TRAMA
1939: lo scalatore austriaco Heinrich Harrer abbandona la moglie incinta per recarsi in Tibet con una spedizione tedesca e scalare il Nanga Prabat.
RECENSIONI
Ex-pubblicitario con la sindrome della bella immagine, Annaud si vende internazionalmente come regista di kolossal patinati, spettacolari ma con un tocco "autorale" europeo che, nel suo caso, si esaurisce nella scelta di soggetti anomali ed un modo di girare sontuoso che cela la vacanza di concetti. Per il suo apologo pro-Tibet sceglie l'autobiografia (1953) dello scalatore Heinrich Harrer e affida il ruolo principale al divo del momento Brad Pitt, di cui non controlla le smanie di protagonismo, regalandogli (sono proprio gratuiti) lunghi primi piani in cui l'attore gigioneggia goffamente, sprovvisto com'è di un disegno esaustivo del proprio carattere, compromesso (come tutta l'opera) fra le esigenze di "massa" (semplicistiche/politically-correct) e le sfumature di un approccio più complesso.
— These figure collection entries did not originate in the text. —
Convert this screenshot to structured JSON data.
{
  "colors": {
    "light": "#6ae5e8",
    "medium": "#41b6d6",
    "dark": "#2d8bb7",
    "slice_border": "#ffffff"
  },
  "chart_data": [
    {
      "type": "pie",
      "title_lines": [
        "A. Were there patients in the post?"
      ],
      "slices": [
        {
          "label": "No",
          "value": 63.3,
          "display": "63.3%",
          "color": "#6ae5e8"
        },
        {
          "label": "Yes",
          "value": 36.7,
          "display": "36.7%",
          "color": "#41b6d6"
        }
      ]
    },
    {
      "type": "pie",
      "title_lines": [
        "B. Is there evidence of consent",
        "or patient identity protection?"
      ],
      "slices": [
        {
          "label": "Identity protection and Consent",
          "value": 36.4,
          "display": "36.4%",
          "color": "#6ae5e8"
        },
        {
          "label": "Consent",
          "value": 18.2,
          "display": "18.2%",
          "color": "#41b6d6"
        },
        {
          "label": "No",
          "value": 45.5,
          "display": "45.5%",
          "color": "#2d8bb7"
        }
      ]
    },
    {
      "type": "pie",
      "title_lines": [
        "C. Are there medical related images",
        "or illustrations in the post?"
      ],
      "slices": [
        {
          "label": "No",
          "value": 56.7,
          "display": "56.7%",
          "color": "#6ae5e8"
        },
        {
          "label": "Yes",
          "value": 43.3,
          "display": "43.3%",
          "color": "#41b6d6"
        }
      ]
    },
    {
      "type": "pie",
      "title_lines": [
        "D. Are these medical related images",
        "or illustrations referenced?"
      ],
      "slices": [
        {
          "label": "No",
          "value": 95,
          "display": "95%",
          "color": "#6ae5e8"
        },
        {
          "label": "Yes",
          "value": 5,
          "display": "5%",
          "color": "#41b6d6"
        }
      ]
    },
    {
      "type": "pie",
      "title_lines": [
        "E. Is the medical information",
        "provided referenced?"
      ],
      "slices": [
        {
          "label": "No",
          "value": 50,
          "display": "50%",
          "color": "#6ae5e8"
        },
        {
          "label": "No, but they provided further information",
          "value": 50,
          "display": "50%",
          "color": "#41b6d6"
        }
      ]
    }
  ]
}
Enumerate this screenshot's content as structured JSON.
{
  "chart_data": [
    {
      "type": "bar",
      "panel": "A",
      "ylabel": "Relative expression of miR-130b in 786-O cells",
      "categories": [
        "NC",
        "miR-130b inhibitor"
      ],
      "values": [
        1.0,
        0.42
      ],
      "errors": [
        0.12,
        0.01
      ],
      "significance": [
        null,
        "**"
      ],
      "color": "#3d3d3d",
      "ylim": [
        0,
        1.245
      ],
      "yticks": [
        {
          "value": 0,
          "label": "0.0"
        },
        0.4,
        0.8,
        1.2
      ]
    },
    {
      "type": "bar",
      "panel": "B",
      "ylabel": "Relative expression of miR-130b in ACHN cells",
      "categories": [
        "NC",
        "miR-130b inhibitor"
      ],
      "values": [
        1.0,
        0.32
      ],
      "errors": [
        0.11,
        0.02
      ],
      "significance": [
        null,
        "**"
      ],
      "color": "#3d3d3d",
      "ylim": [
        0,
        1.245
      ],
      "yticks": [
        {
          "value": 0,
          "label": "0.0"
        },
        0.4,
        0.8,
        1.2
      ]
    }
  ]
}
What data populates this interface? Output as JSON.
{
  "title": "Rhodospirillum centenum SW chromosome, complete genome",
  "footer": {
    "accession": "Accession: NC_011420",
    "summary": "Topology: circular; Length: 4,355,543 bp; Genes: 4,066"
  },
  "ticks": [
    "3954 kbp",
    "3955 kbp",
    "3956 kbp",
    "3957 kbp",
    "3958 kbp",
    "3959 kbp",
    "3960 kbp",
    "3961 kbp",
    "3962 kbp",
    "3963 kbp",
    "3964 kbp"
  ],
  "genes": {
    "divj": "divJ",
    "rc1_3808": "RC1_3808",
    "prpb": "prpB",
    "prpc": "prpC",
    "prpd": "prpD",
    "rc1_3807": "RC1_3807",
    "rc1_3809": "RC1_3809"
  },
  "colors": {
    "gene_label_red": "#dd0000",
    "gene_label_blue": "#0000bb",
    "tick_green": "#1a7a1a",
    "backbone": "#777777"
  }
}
Il racconto ha tutte le carte in regola per impressionare, i paesaggi (è girato fra le Ande e il Canada) e i costumi di Enrico Sabbatini sanno evocare un lato senso di splendore, la pellicola funziona fintanto che lavora sulla componente figurativa e non elabora in terza persona la potenziale commozione, persuasiva in scene meno mediate come quella con gli sguardi invidiosi per la moglie dell'amico, quelle con la rabbia per un'invasione ingiusta (quella della Cina comunista) e sull’amicizia Pitt/Thewlis e Pitt/Kundun. Non appena Annaud accenna ad articolare il discorso, le psicologie ed i dialoghi, l'impalcatura crolla sotto il peso della propria grossolanità: il buddy-buddy movie Pitt/Thewlis prende la mano fra buffonate e sbrigativi ripensamenti; l'intrigante, allegorico percorso di crescita spirituale di Harrer è lasciato a se stesso, il discorso politico diventa casalingo (Paradiso vs. Diavoli Rossi). In sala di montaggio Annaud ha pure tagliato le gambe al senso (tira via sul rapimento da parte dei banditi e sulle motivazioni alla base della rabbia contro il governatore) per favorire l'audience (si sofferma a lungo, al contrario, sulle schermaglie amorose con la sarta). Al Dalai Lama auguriamo la visione, in un cinema tibetano, di un film di montaggio con le immagini da Himalaya di Eric Valli, l'afflato poetico di Kundun di Scorsese e questa maltrattata, generosa trama.